Fostering Learning Through Interaction
Adsit (2011) provides tips for lectures that are engaging, informative and participatory.
Audience Engagement and Interactivity
Audience attention wanes after 12-20 minutes. Design your class sessions with “activity breaks” to allow your students to process, review and apply the material that you present.
- Ask a question or pose a problem to be solved individually
- Have students work in pairs or trios on a problem or discuss a question
- Use a video or film clip to illustrate the topic
- Present a case study for discussion
Tip: Quick-Thinks (Johnston & Cooper, 1997)
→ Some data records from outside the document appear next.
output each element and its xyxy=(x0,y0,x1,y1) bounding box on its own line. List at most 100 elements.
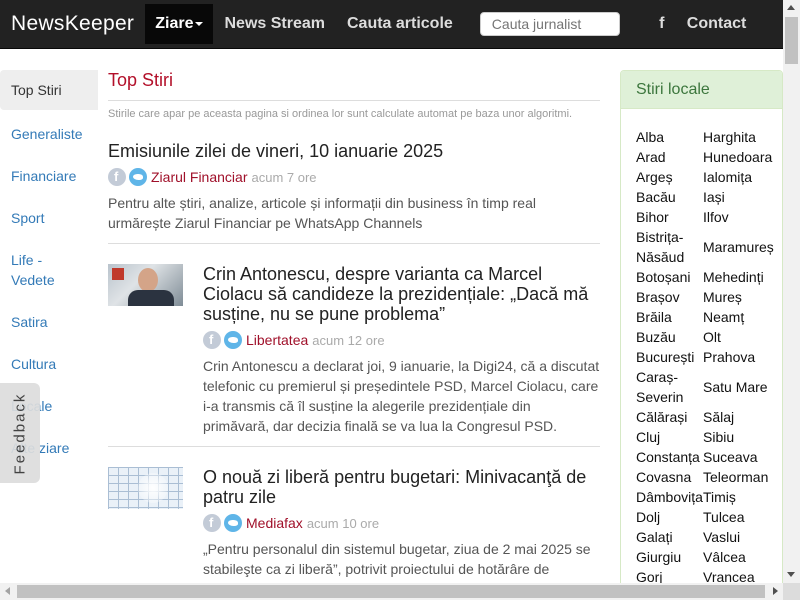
scroll-right-arrow-icon[interactable] xyxy=(773,587,778,595)
county-link[interactable]: Tulcea xyxy=(703,507,782,527)
nav-cauta-articole[interactable]: Cauta articole xyxy=(336,0,464,49)
county-link[interactable]: Olt xyxy=(703,327,782,347)
ziare-dropdown[interactable]: Ziare xyxy=(145,4,214,44)
caret-down-icon xyxy=(195,21,204,26)
article-meta: Mediafax acum 10 ore xyxy=(203,513,600,533)
ziare-label: Ziare xyxy=(155,15,194,32)
horizontal-scrollbar[interactable] xyxy=(0,583,783,600)
county-link[interactable]: Botoșani xyxy=(636,267,703,287)
sidebar-item-sport[interactable]: Sport xyxy=(0,208,98,228)
county-link[interactable]: Ilfov xyxy=(703,207,782,227)
county-link[interactable]: Cluj xyxy=(636,427,703,447)
county-row: Constanța Suceava xyxy=(636,447,782,467)
county-link[interactable]: Timiș xyxy=(703,487,782,507)
county-link[interactable]: Harghita xyxy=(703,127,782,147)
county-link[interactable]: Neamț xyxy=(703,307,782,327)
article-source[interactable]: Mediafax xyxy=(246,515,303,531)
county-link[interactable]: Mehedinți xyxy=(703,267,782,287)
twitter-share-icon[interactable] xyxy=(224,331,242,349)
county-row: Bistrița-Năsăud Maramureș xyxy=(636,227,782,267)
county-row: București Prahova xyxy=(636,347,782,367)
facebook-share-icon[interactable] xyxy=(203,331,221,349)
county-link[interactable]: Brașov xyxy=(636,287,703,307)
county-row: Brașov Mureș xyxy=(636,287,782,307)
sidebar-item-generaliste[interactable]: Generaliste xyxy=(0,124,98,144)
county-row: Botoșani Mehedinți xyxy=(636,267,782,287)
county-link[interactable]: Bihor xyxy=(636,207,703,227)
top-navbar: NewsKeeper Ziare News Stream Cauta artic… xyxy=(0,0,783,49)
scroll-left-arrow-icon[interactable] xyxy=(5,587,10,595)
scroll-down-arrow-icon[interactable] xyxy=(787,572,795,577)
article-meta: Libertatea acum 12 ore xyxy=(203,330,600,350)
article-thumbnail[interactable] xyxy=(108,467,183,509)
county-link[interactable]: Buzău xyxy=(636,327,703,347)
scroll-up-arrow-icon[interactable] xyxy=(787,5,795,10)
article-body: O nouă zi liberă pentru bugetari: Miniva… xyxy=(203,467,600,579)
nav-contact[interactable]: Contact xyxy=(687,15,747,33)
sidebar-item-life-vedete[interactable]: Life - Vedete xyxy=(0,250,98,290)
sidebar-item-satira[interactable]: Satira xyxy=(0,312,98,332)
article-source[interactable]: Libertatea xyxy=(246,332,308,348)
sidebar-item-financiare[interactable]: Financiare xyxy=(0,166,98,186)
county-row: Galați Vaslui xyxy=(636,527,782,547)
county-link[interactable]: Bacău xyxy=(636,187,703,207)
main-content: Top Stiri Stirile care apar pe aceasta p… xyxy=(108,68,600,579)
article-excerpt: Crin Antonescu a declarat joi, 9 ianuari… xyxy=(203,358,600,434)
facebook-share-icon[interactable] xyxy=(108,168,126,186)
article-time: acum 12 ore xyxy=(312,332,385,348)
sidebar-item-cultura[interactable]: Cultura xyxy=(0,354,98,374)
article-title[interactable]: Emisiunile zilei de vineri, 10 ianuarie … xyxy=(108,141,600,161)
feedback-tab[interactable]: Feedback xyxy=(0,383,40,483)
article-source[interactable]: Ziarul Financiar xyxy=(151,169,247,185)
county-link[interactable]: Ialomița xyxy=(703,167,782,187)
county-link[interactable]: Iași xyxy=(703,187,782,207)
county-link[interactable]: Maramureș xyxy=(703,227,782,267)
county-link[interactable]: Bistrița-Năsăud xyxy=(636,227,703,267)
county-link[interactable]: Dâmbovița xyxy=(636,487,703,507)
county-link[interactable]: Dolj xyxy=(636,507,703,527)
county-link[interactable]: Vaslui xyxy=(703,527,782,547)
county-link[interactable]: Teleorman xyxy=(703,467,782,487)
county-link[interactable]: Hunedoara xyxy=(703,147,782,167)
county-link[interactable]: Arad xyxy=(636,147,703,167)
county-link[interactable]: Prahova xyxy=(703,347,782,367)
article-title[interactable]: Crin Antonescu, despre varianta ca Marce… xyxy=(203,264,600,324)
county-link[interactable]: Covasna xyxy=(636,467,703,487)
county-link[interactable]: București xyxy=(636,347,703,367)
vertical-scroll-thumb[interactable] xyxy=(785,17,798,64)
facebook-share-icon[interactable] xyxy=(203,514,221,532)
horizontal-scroll-thumb[interactable] xyxy=(17,585,765,598)
county-row: Bacău Iași xyxy=(636,187,782,207)
county-link[interactable]: Suceava xyxy=(703,447,782,467)
county-link[interactable]: Satu Mare xyxy=(703,367,782,407)
county-link[interactable]: Caraș-Severin xyxy=(636,367,703,407)
county-link[interactable]: Brăila xyxy=(636,307,703,327)
feedback-label: Feedback xyxy=(11,392,29,474)
vertical-scrollbar[interactable] xyxy=(783,0,800,583)
county-link[interactable]: Sălaj xyxy=(703,407,782,427)
county-link[interactable]: Giurgiu xyxy=(636,547,703,567)
twitter-share-icon[interactable] xyxy=(129,168,147,186)
county-link[interactable]: Argeș xyxy=(636,167,703,187)
article-title[interactable]: O nouă zi liberă pentru bugetari: Miniva… xyxy=(203,467,600,507)
article-thumbnail[interactable] xyxy=(108,264,183,306)
article-excerpt: Pentru alte știri, analize, articole și … xyxy=(108,195,536,231)
county-row: Giurgiu Vâlcea xyxy=(636,547,782,567)
county-link[interactable]: Mureș xyxy=(703,287,782,307)
brand-logo[interactable]: NewsKeeper xyxy=(0,0,145,49)
article-item: Emisiunile zilei de vineri, 10 ianuarie … xyxy=(108,141,600,244)
county-link[interactable]: Călărași xyxy=(636,407,703,427)
sidebar-item-top-stiri[interactable]: Top Stiri xyxy=(0,70,98,110)
article-time: acum 7 ore xyxy=(251,169,317,185)
article-body: Crin Antonescu, despre varianta ca Marce… xyxy=(203,264,600,436)
county-link[interactable]: Sibiu xyxy=(703,427,782,447)
county-link[interactable]: Galați xyxy=(636,527,703,547)
twitter-share-icon[interactable] xyxy=(224,514,242,532)
county-link[interactable]: Alba xyxy=(636,127,703,147)
county-link[interactable]: Constanța xyxy=(636,447,703,467)
facebook-icon[interactable]: f xyxy=(654,15,670,33)
search-journalist-input[interactable] xyxy=(479,12,620,36)
county-row: Călărași Sălaj xyxy=(636,407,782,427)
county-link[interactable]: Vâlcea xyxy=(703,547,782,567)
nav-news-stream[interactable]: News Stream xyxy=(213,0,336,49)
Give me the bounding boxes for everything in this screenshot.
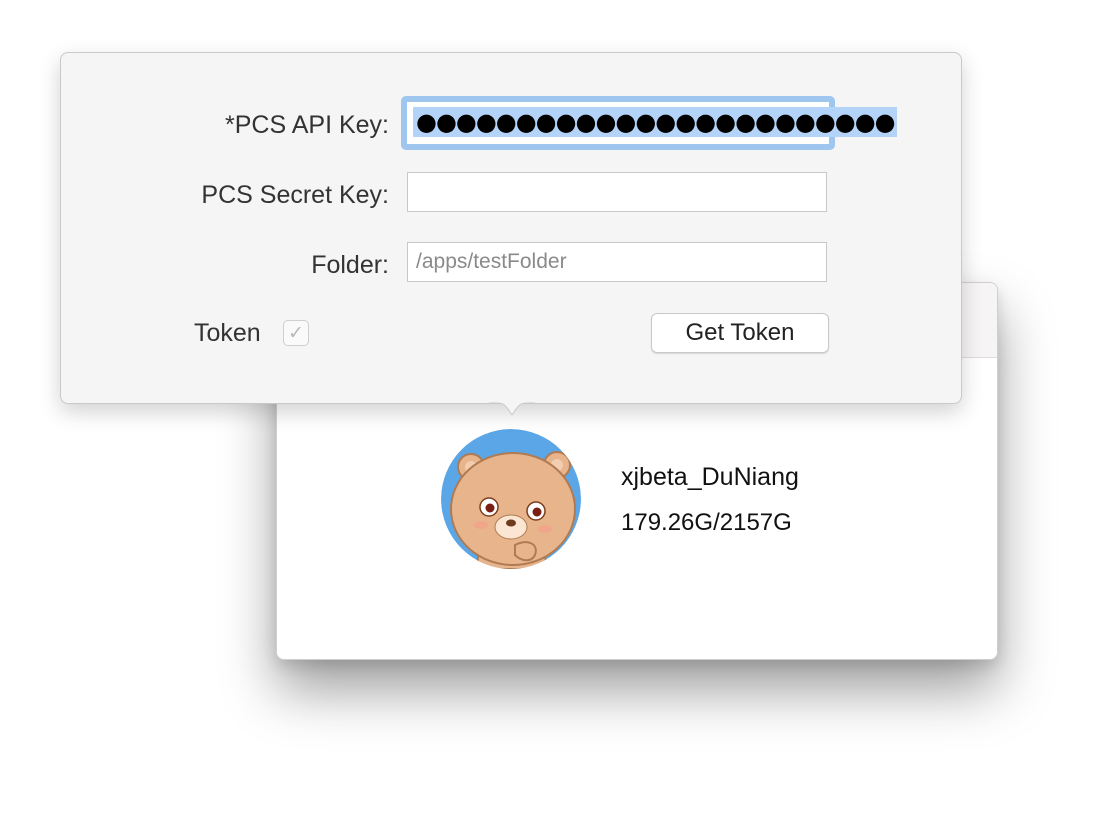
screen: xjbeta_DuNiang 179.26G/2157G *PCS API Ke…	[0, 0, 1108, 818]
checkmark-icon: ✓	[288, 322, 304, 344]
token-label: Token	[194, 319, 261, 347]
secret-key-label: PCS Secret Key:	[201, 181, 389, 209]
secret-key-input[interactable]	[407, 172, 827, 212]
get-token-button[interactable]: Get Token	[651, 313, 829, 353]
api-key-masked-value: ●●●●●●●●●●●●●●●●●●●●●●●●	[413, 107, 897, 137]
api-key-input[interactable]: ●●●●●●●●●●●●●●●●●●●●●●●●	[407, 102, 897, 144]
username: xjbeta_DuNiang	[621, 463, 799, 491]
bear-avatar-icon	[441, 429, 581, 569]
folder-input[interactable]	[407, 242, 827, 282]
api-key-field[interactable]: ●●●●●●●●●●●●●●●●●●●●●●●●	[401, 96, 897, 150]
storage-quota: 179.26G/2157G	[621, 509, 792, 536]
user-avatar	[441, 429, 581, 569]
folder-label: Folder:	[311, 251, 389, 279]
settings-popover: *PCS API Key: ●●●●●●●●●●●●●●●●●●●●●●●● P…	[60, 52, 962, 416]
api-key-label: *PCS API Key:	[225, 111, 389, 139]
token-checkbox[interactable]: ✓	[283, 320, 309, 346]
popover-arrow	[489, 389, 535, 435]
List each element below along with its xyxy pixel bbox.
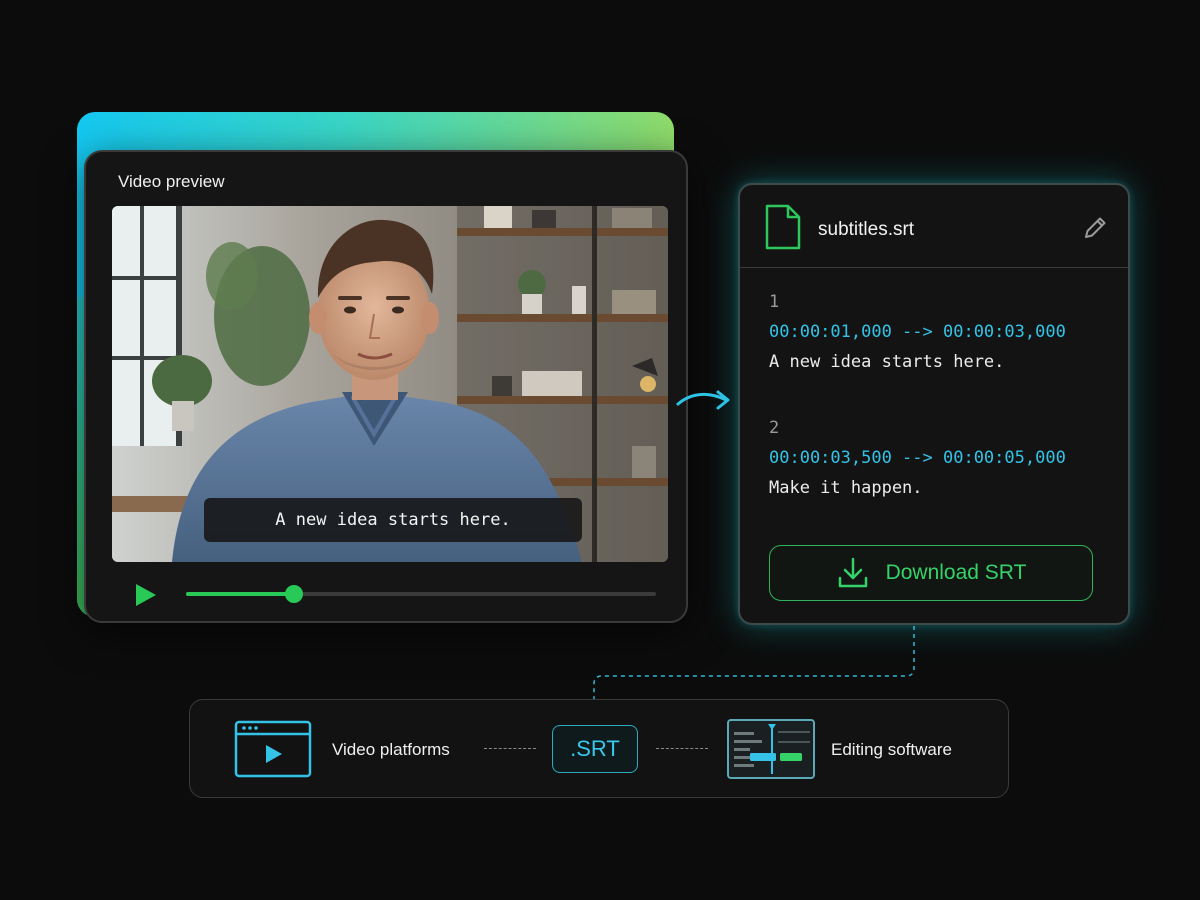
browser-video-icon xyxy=(234,720,312,778)
download-icon xyxy=(838,557,867,588)
video-preview-card: Video preview A new idea starts here. xyxy=(84,150,688,623)
cue-text: Make it happen. xyxy=(769,478,923,498)
cue-index: 2 xyxy=(769,418,780,438)
timeline-editor-icon xyxy=(727,719,815,779)
download-button-label: Download SRT xyxy=(885,561,1027,584)
subtitle-cue: 2 00:00:03,500 --> 00:00:05,000 Make it … xyxy=(769,413,1109,503)
file-icon xyxy=(765,204,801,250)
cue-timing: 00:00:01,000 --> 00:00:03,000 xyxy=(769,322,1066,342)
progress-thumb[interactable] xyxy=(285,585,304,603)
progress-fill xyxy=(186,592,295,596)
flow-arrow-icon xyxy=(676,390,730,410)
dashed-connector xyxy=(593,626,915,700)
file-name: subtitles.srt xyxy=(818,219,915,240)
progress-track[interactable] xyxy=(186,585,656,603)
video-platforms-label: Video platforms xyxy=(332,740,450,759)
subtitle-overlay: A new idea starts here. xyxy=(204,498,582,542)
download-srt-button[interactable]: Download SRT xyxy=(769,545,1093,601)
divider-dash xyxy=(484,748,536,749)
cue-text: A new idea starts here. xyxy=(769,352,1005,372)
cue-index: 1 xyxy=(769,292,780,312)
export-targets-bar: Video platforms .SRT Editing software xyxy=(189,699,1009,798)
cue-timing: 00:00:03,500 --> 00:00:05,000 xyxy=(769,448,1066,468)
video-preview-title: Video preview xyxy=(118,172,225,191)
subtitle-cue: 1 00:00:01,000 --> 00:00:03,000 A new id… xyxy=(769,287,1109,377)
video-frame[interactable]: A new idea starts here. xyxy=(112,206,668,562)
srt-file-card: subtitles.srt 1 00:00:01,000 --> 00:00:0… xyxy=(738,183,1130,625)
srt-format-chip: .SRT xyxy=(552,725,638,773)
srt-file-header: subtitles.srt xyxy=(740,185,1128,268)
srt-content: 1 00:00:01,000 --> 00:00:03,000 A new id… xyxy=(769,287,1109,539)
divider-dash xyxy=(656,748,708,749)
edit-icon[interactable] xyxy=(1082,215,1108,241)
player-controls xyxy=(132,580,662,610)
editing-software-label: Editing software xyxy=(831,740,952,759)
play-icon[interactable] xyxy=(132,582,158,608)
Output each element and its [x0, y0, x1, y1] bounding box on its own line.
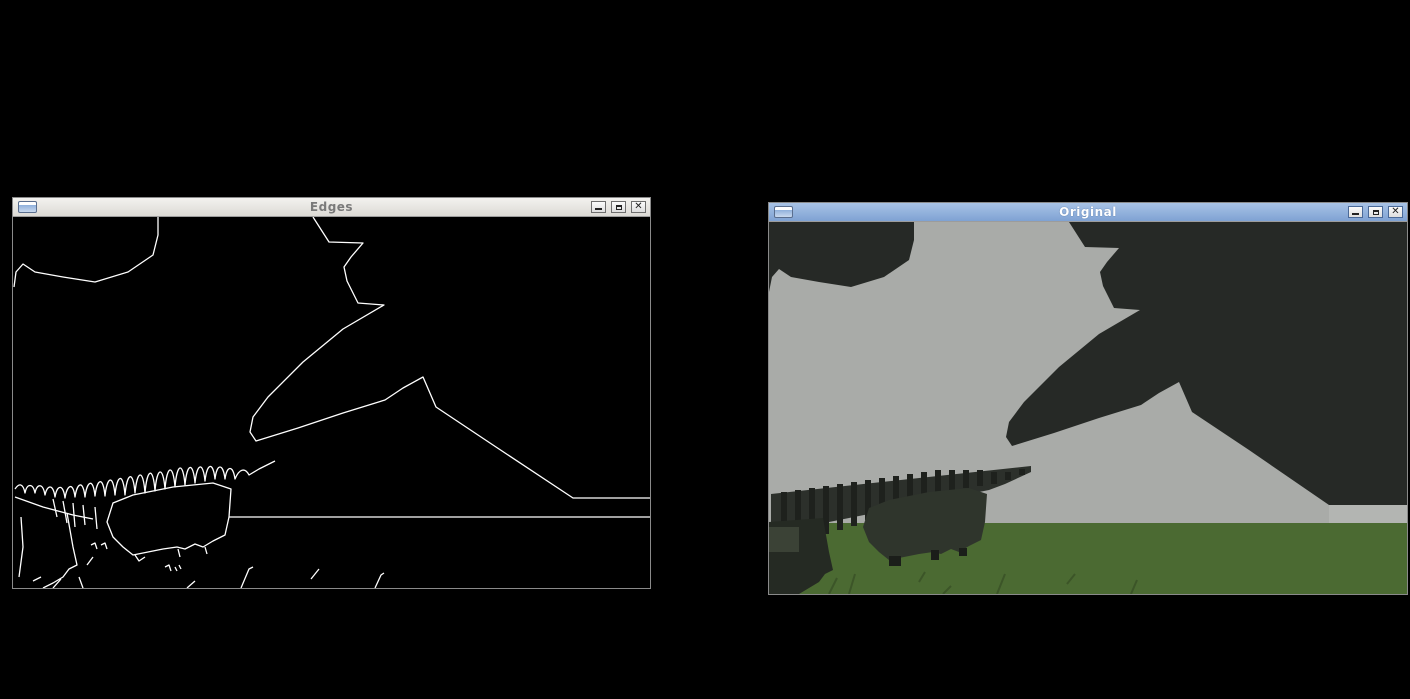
original-window[interactable]: Original ✕	[768, 202, 1408, 595]
left-box-highlight	[769, 527, 799, 552]
minimize-icon[interactable]	[591, 201, 606, 213]
close-icon[interactable]: ✕	[631, 201, 646, 213]
original-titlebar[interactable]: Original ✕	[769, 203, 1407, 222]
maximize-icon[interactable]	[611, 201, 626, 213]
minimize-icon[interactable]	[1348, 206, 1363, 218]
edges-window-controls: ✕	[591, 201, 646, 213]
original-window-controls: ✕	[1348, 206, 1403, 218]
edges-titlebar[interactable]: Edges ✕	[13, 198, 650, 217]
edges-window-title: Edges	[309, 200, 354, 214]
edges-window[interactable]: Edges ✕	[12, 197, 651, 589]
ground-region	[769, 523, 1407, 594]
original-window-title: Original	[1059, 205, 1117, 219]
edges-image-canvas	[13, 217, 650, 588]
original-image-canvas	[769, 222, 1407, 594]
maximize-icon[interactable]	[1368, 206, 1383, 218]
edges-image	[13, 217, 650, 588]
edges-background	[13, 217, 650, 588]
desktop: Edges ✕ Original ✕	[0, 0, 1410, 699]
close-icon[interactable]: ✕	[1388, 206, 1403, 218]
horizon-band	[1329, 505, 1407, 523]
original-image	[769, 222, 1407, 594]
Incorporate active-thinking opportunities in lectures by pausing every 12-18 minutes for two minutes for students to discuss and rework their notes.
- Select the best response
- Correct the error
- Complete a sentence starter
- Compare or contrast
- Support a statement
- Reorder the steps
- Reach a conclusion
- Paraphrase the idea
Tip: Feedback Lecture (Johnston & Cooper, 1997)
Give two, twenty-minute lectures per class meeting with an instructor-posed discussion question after each twenty-minute lecture.
Ask conversation starters, questions that are provocative and open-ended.
Conversation starters include:
- Discuss the choices on a multiple choice question;
- Select the best response from a range of choices
- Ask students to discuss in small groups how to rephrase a concept or question with new or different terms
- Write one question from the prior session on an index card and group the cards by responses; have students answer the questions
Avoid asking “Are there any questions?” The question suggests a “Yes” or “No” response. According to Adsit (2011), students have been conditioned to see this question as the termination of a segment, and either wish to move on or are reluctant to show that they have a question.